Saniyeler dakikaları dakikalar saatleri falan filan işte. Ben farkında mıyım sanki zaman kavramının son haftalarda! Bilemediğim ve kestiremediğim bir zamandır volta atıyordum evin içinde, ne bir haber ne bir mesaj ne bir arama hiç bir şey yoktu hala daha. Sonunda bilmem ne kadardır beklediğim telefon geldi;

''Çocukları aldık Büge herkes dağılsın evlere geliyoruz.''

''Tama-'' yüzüme kapattı Barış, ama önemli değildi çünkü iki gündür bu cümleyi duymak için bekliyordum.
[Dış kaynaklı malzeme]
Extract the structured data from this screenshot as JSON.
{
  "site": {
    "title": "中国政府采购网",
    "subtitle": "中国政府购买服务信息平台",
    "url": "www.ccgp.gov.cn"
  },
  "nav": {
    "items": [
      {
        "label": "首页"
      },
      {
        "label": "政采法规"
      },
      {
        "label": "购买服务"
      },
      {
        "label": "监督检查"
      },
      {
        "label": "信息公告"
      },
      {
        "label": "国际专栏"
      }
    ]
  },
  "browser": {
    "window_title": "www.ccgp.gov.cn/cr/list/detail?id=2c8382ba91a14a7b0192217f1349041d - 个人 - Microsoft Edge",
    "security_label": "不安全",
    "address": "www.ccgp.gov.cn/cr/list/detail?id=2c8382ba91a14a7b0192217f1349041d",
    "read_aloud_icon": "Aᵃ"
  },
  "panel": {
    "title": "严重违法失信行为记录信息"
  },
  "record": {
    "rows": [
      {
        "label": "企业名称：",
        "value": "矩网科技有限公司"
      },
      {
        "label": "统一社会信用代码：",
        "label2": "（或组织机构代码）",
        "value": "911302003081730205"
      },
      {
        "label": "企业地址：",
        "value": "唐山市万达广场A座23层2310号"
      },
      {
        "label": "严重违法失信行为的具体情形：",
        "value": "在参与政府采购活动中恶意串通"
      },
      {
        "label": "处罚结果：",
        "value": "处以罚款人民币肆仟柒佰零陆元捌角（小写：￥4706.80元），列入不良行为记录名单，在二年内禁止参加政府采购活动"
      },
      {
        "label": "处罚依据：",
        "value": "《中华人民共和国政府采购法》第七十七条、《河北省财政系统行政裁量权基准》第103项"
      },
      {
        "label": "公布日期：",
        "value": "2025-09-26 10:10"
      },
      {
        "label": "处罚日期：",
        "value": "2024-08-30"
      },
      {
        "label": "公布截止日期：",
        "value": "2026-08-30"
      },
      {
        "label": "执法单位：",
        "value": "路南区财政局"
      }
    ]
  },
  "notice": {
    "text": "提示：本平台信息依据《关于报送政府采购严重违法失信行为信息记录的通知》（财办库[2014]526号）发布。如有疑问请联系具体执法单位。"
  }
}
''Almışlar çocukları geliyorlarmış evlere dağılın dediler!!'' Çok büyük heyecan ve mutlulukla söylemiştim bunları, herkes de benim kadar rahatlayıp derin bir oh çekmişti. Haberi duyunca hemen kalktı Cemre ve Fırat'ın tayfası. Göz açıp kapayana kadar Nazlıyı karşılamak için yola çıkmışlardı bile, Nazlıyı özleyeceğim için üzülüyordum ama babasının yanında çok daha mutlu olacağını biliyordum. Benim de oğlumu karşılamam ve görmem lazımdı.

''Sasha, ben de kalkayım artık, Can'ı görmem lazım''

''Biliyorum'' deyip beni öptü, sonra devam etti;

''Kendine dikkat et tamam mı, bütün bu olanlar yakına bitecek merak etme''

''Tamam, sende kendine dikkat et lütfen'' deyip ona sıkıca sarıldım..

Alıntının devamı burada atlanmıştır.